Outcomes-based pricing

This approach to pricing is similar to value-based pricing, but pays you a percentage based on the actual outcome of the project, instead of the projected outcome. You’ll typically get paid a smaller, upfront fee. One example of this is creative work on an ad campaign — you could agree to get paid $1,000 upfront and then a percentage of whatever revenue that ad brings in. Or, you could structure the amount you earn based on the number of impressions or amount of engagement that ad gets. 

The benefits of this pricing strategy is if the project performs better than you anticipated (leading to a higher payout), but the downside is if it doesn’t perform as well. You’ll also have to wait longer to get paid (which is why that upfront fee is essential if you choose this pricing strategy). 

Add on your premiums 

There are additional factors you can consider to boost your hourly rate, or premiums: ‍

  • Additional expenses: These can be costs incurred from tools, interviews, or any other activities you need or do to complete your job. 

  • Your expertise: Consider how your unique experience and skills can contribute to a higher hourly rate. This includes your education level, degrees, industry, certain skills, certifications, network value, how much other clients trust you, etc. 

  • Fluctuations: The amount of work you have will fluctuate, which means your income will fluctuate. We already mentioned factoring that into your income before, but consider if you need to boost your rate to take into account these fluctuations.

  • Client value: What specific value do you bring to your client? If you have a skill or service that isn’t offered by many other people, you may want to consider factoring that into your rate. 

  • Client return on investment (ROI): The work you might do for a small startup will have an outsized impact on the company’s bottom line, more so than the work you might do for a corporation.

  • Rush jobs: There may be times that the client needs you to complete something ASAP. These jobs should be priced higher because you’ll be shifting around your schedule to accommodate the task. 

  • Any other add ons: It’s really up to you and the work you do!

Let’s try a pricing exercise

You need to scope out an hourly price for two different clients — both are asking for a 2,000 word blog post that would likely take you ten hours to write. 

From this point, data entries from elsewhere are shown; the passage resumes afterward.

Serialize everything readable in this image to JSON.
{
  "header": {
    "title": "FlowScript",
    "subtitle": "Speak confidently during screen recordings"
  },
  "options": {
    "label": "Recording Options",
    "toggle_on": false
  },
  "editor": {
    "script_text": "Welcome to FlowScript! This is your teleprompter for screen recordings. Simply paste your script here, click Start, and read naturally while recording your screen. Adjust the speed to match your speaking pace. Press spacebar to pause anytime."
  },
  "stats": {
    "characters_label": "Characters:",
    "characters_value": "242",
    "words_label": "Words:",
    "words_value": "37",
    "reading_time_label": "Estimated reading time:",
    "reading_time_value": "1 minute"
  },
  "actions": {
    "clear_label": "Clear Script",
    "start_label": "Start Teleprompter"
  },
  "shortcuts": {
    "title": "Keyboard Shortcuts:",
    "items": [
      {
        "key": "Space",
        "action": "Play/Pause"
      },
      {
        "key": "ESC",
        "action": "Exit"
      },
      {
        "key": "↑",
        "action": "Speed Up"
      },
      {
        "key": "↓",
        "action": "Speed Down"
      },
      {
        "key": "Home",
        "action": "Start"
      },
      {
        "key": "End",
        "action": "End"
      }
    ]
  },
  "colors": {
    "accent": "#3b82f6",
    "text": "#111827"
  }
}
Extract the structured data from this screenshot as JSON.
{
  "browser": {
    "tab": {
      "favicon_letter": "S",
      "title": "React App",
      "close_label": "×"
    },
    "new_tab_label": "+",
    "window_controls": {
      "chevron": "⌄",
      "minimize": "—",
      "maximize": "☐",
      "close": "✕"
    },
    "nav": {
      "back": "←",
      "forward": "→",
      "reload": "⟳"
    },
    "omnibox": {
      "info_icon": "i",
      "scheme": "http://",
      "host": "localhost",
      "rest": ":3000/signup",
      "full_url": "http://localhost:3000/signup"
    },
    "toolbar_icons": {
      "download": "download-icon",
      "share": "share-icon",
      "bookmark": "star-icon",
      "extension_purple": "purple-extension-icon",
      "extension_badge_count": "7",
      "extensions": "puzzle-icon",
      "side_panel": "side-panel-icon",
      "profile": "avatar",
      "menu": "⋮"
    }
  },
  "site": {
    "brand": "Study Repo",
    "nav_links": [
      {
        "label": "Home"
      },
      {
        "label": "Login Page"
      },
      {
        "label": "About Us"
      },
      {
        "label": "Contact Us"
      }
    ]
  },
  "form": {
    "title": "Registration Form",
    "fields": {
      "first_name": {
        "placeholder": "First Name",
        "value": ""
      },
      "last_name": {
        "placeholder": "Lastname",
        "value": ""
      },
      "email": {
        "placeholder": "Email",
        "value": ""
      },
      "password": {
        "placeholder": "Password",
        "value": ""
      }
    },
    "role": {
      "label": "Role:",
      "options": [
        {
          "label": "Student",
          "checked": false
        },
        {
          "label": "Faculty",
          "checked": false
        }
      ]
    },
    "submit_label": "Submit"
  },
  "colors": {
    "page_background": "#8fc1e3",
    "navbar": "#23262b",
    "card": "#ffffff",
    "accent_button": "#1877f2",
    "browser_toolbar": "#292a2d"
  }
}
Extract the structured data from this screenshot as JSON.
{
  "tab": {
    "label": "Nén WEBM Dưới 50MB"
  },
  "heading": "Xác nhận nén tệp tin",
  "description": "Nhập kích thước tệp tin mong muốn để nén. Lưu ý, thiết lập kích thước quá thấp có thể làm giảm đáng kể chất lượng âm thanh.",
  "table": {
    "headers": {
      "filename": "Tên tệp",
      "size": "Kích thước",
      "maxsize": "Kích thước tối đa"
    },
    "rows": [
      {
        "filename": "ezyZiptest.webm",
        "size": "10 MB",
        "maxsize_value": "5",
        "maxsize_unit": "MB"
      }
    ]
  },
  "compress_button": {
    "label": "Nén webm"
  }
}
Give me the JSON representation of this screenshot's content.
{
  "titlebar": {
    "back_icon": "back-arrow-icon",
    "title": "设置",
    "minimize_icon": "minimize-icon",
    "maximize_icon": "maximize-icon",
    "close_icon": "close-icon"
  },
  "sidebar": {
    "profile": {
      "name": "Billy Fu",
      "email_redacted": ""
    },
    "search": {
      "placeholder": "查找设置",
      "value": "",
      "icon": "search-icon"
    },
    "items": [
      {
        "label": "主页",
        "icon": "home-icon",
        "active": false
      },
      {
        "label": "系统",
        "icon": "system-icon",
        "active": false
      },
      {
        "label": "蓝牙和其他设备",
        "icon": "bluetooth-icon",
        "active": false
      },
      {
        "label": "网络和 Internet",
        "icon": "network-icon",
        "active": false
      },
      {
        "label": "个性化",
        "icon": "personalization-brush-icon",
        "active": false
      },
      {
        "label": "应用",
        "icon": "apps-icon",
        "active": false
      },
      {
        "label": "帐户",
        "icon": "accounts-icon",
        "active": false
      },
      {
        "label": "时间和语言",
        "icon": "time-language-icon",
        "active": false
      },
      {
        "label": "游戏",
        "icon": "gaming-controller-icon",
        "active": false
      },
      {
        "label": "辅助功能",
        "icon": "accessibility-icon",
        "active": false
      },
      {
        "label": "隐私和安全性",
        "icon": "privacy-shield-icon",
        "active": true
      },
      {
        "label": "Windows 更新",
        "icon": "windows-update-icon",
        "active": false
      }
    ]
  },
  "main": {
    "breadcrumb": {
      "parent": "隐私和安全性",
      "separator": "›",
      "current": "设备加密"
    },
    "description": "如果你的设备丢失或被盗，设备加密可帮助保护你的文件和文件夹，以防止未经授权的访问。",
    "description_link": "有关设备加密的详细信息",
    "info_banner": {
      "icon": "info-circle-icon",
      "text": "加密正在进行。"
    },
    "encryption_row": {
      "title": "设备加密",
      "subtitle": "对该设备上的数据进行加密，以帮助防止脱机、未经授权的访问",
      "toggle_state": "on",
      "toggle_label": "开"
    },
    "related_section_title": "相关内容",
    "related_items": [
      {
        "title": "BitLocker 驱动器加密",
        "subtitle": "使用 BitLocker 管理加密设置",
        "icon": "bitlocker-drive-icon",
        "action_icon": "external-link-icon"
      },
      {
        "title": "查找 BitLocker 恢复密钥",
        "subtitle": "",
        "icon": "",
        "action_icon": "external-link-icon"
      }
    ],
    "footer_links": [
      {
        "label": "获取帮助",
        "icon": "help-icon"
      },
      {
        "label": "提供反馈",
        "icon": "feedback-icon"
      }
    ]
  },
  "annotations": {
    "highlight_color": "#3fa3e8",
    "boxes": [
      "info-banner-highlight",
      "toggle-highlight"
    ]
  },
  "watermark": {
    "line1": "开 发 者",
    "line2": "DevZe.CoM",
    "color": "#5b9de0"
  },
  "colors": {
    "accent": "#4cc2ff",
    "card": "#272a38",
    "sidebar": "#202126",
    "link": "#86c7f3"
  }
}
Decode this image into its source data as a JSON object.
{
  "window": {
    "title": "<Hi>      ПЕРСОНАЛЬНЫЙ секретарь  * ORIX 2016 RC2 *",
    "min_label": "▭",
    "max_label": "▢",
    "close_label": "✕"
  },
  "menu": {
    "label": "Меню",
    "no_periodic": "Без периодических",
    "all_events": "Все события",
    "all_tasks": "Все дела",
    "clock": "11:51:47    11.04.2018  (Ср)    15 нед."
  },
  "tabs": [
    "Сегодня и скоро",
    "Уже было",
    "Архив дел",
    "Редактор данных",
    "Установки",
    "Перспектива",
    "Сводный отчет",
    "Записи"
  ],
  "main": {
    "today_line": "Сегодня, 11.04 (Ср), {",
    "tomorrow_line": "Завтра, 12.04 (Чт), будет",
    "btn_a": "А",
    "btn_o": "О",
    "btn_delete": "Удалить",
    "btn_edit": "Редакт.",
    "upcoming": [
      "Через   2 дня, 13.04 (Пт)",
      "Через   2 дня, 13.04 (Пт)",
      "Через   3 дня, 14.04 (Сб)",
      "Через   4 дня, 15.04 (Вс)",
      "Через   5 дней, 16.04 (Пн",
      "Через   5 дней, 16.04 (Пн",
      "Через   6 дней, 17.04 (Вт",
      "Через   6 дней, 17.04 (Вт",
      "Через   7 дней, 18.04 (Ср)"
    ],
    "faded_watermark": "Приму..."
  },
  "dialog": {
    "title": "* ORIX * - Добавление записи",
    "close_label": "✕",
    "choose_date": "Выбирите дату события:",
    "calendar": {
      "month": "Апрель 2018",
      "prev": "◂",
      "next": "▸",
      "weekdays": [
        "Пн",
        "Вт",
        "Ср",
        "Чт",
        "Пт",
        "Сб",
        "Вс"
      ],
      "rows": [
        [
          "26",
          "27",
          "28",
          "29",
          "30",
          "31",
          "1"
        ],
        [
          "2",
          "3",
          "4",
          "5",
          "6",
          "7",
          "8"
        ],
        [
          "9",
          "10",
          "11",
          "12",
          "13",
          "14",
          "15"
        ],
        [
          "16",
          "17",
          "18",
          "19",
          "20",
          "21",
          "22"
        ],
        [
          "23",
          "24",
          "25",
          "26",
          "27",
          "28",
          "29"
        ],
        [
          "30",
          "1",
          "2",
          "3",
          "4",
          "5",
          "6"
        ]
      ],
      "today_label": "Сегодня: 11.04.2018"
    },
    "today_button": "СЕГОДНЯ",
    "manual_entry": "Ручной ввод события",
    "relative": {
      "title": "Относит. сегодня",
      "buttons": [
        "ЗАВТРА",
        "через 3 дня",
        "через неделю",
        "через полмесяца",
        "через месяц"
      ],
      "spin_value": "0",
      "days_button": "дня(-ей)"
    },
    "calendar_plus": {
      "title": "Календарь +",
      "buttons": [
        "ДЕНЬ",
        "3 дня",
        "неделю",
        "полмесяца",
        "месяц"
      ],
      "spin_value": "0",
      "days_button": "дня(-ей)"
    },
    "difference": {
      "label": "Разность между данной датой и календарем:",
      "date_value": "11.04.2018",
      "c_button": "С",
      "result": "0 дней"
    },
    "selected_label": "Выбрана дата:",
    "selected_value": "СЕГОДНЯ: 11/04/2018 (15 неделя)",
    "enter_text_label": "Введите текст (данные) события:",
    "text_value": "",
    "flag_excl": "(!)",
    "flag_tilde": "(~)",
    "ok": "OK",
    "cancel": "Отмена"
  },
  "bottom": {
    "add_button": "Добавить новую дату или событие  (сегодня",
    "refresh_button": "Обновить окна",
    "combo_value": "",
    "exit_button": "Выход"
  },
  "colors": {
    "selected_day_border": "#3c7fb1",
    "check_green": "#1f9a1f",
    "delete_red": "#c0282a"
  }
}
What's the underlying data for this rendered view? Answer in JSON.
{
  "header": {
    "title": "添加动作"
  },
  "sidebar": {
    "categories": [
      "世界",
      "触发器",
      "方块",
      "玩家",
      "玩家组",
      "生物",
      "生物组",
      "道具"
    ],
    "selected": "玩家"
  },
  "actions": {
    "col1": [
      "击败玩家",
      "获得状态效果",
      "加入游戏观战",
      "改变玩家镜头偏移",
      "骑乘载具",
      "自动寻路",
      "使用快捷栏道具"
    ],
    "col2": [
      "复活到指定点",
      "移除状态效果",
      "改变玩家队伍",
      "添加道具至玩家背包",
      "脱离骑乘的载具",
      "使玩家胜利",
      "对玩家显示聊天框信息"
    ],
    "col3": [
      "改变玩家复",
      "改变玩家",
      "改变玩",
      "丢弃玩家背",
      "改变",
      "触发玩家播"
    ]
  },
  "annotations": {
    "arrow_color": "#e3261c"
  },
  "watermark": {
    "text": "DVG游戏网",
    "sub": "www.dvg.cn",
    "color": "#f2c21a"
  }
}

Use your own billable hourly rate as a jumping off point to figure out what an hourly rate, project rate, values-based rate, or outcomes-based rate might look like. Use your workbook to practice the exercise and get comfortable trying out different pricing models. ‍

  • Client A: A large software company 

  • Client B: A local bike repair shop 

How much should you charge each client? 

Let’s say the blog post requires an interview with an industry executive. ‍

  • Does your rate change? 

  • What is your new rate? 

Let’s say you need to purchase a keyword research tool in order to write the blog post. ‍

  • Does your rate change? 

  • What is your new rate? 

Recap

  • You remembered why you became a freelancer.

  • You learned about different pricing approaches, such as project, values-based, and outcomes-based.  

  • You considered premium add-ons to boost your hourly rate.

  • You practiced calculating different pricing models based on different variables.